The program remains active under new NYPD commissioner Bill Bratton’s lead; the Department has conducted 220 such interviews so far this year.

Around the globe, it seems, the government continues to use the tools of law enforcement to find more spies to report on innocent Muslims.

It’s not just coercion that law enforcement uses to find people to inform on their community: the government has twice told the FISA Court that it may use the phone dragnet program — in which it conducts contact chaining on a database of the phone record of Americans’ phone records — to identify potential informants.

Imagine how such generalized spying would be regarded against potentially riskier set of targets, like the finance criminals who wrecked the economy in 2008 and have continued to engaged in damaging fraud. Imagine if every banker who visited a sex worker got hauled in and was offered leniency if he informed on his co-workers, bosses, and clients? (Key to the coercion, of course, is that many Muslims don’t have the resources of bankers to fight low-level criminal accusations.)

Of course, bankers need not worry. A recent DOJ Inspector General report revealed that when DOJ attempted to roll out undercover teams (not civilian informants, but FBI undercover officers) to target mortgage fraud, FBI Agents either weren’t informed such a plan existed or, if they were, needed “specific direction or training on how to commence a mortgage fraud” undercover operation.

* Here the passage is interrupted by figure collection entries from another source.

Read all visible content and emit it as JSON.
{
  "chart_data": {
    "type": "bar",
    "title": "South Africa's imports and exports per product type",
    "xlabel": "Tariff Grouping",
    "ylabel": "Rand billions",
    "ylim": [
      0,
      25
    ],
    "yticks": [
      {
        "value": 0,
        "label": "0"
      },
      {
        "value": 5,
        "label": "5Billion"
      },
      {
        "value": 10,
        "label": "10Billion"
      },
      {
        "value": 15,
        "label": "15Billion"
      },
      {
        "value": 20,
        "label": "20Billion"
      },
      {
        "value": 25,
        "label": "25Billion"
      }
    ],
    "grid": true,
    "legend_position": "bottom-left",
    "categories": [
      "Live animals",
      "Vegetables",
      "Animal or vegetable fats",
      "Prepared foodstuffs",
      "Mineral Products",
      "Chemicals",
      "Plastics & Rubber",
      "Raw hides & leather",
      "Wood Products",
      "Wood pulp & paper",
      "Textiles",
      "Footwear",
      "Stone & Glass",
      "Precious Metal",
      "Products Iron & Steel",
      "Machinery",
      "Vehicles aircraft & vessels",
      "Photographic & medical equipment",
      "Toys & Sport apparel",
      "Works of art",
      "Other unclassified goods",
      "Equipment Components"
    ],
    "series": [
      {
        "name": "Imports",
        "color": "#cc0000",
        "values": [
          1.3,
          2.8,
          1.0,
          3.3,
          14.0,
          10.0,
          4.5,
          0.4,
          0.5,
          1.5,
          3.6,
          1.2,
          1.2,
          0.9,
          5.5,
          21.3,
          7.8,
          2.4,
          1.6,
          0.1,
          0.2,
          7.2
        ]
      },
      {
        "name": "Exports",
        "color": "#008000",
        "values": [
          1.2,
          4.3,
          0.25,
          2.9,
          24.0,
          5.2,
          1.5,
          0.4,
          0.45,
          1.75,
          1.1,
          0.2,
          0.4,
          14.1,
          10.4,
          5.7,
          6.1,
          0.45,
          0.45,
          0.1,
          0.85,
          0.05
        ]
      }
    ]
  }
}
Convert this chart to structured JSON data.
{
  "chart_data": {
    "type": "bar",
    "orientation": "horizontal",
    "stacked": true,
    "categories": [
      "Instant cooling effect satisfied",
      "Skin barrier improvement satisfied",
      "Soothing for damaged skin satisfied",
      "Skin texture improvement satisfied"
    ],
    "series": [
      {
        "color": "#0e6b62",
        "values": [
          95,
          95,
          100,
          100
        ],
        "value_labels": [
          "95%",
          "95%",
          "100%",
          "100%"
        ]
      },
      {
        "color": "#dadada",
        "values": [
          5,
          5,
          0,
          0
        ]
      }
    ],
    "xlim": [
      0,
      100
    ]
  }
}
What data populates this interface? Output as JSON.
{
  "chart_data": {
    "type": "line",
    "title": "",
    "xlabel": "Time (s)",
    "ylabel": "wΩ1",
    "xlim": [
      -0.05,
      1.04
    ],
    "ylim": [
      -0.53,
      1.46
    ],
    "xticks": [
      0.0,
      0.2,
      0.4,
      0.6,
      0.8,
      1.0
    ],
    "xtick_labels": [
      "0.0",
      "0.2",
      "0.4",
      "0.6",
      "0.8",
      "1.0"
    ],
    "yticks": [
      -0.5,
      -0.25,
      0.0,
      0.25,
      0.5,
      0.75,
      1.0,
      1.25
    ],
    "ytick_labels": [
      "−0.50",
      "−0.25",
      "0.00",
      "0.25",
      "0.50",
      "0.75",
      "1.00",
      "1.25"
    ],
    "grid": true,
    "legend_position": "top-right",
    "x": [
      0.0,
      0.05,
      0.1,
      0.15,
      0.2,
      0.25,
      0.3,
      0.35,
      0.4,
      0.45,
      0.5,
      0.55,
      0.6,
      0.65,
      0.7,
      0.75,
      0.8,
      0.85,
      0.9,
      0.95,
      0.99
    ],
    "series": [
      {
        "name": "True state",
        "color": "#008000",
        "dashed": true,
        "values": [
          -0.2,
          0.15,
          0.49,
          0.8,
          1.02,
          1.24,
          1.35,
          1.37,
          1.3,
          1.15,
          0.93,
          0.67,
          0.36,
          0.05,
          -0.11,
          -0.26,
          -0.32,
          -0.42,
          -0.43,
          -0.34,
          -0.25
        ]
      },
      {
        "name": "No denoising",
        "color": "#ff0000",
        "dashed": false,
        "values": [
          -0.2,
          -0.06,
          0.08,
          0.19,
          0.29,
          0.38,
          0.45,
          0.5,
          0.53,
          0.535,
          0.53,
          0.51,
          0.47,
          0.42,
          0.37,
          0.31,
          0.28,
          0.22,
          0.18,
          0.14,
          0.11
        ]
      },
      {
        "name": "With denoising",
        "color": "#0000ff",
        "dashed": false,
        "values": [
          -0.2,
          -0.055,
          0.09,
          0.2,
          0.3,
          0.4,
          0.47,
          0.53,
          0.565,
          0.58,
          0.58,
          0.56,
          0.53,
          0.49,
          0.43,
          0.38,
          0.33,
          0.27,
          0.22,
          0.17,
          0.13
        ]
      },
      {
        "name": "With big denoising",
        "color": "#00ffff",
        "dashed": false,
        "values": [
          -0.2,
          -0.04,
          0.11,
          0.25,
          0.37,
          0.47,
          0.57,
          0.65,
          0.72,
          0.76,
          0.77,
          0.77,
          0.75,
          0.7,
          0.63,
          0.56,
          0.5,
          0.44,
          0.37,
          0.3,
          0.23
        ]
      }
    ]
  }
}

The FBI, apparently, couldn’t figure out how to treat suspected bank criminals like it and many other law enforcement agencies treat innocent Muslims.

Therein lies the problem. It has gotten too easy, since 9/11, to treat the Muslim community as a whole as suspect. It has become too easy to use the tools rolled out after 9/11 to combat real threats (and borrowed, before that, from the drug war) to instead criminalize a faith community. It would be unthinkable — and unworkable — for more privileged communities. And yet it continues.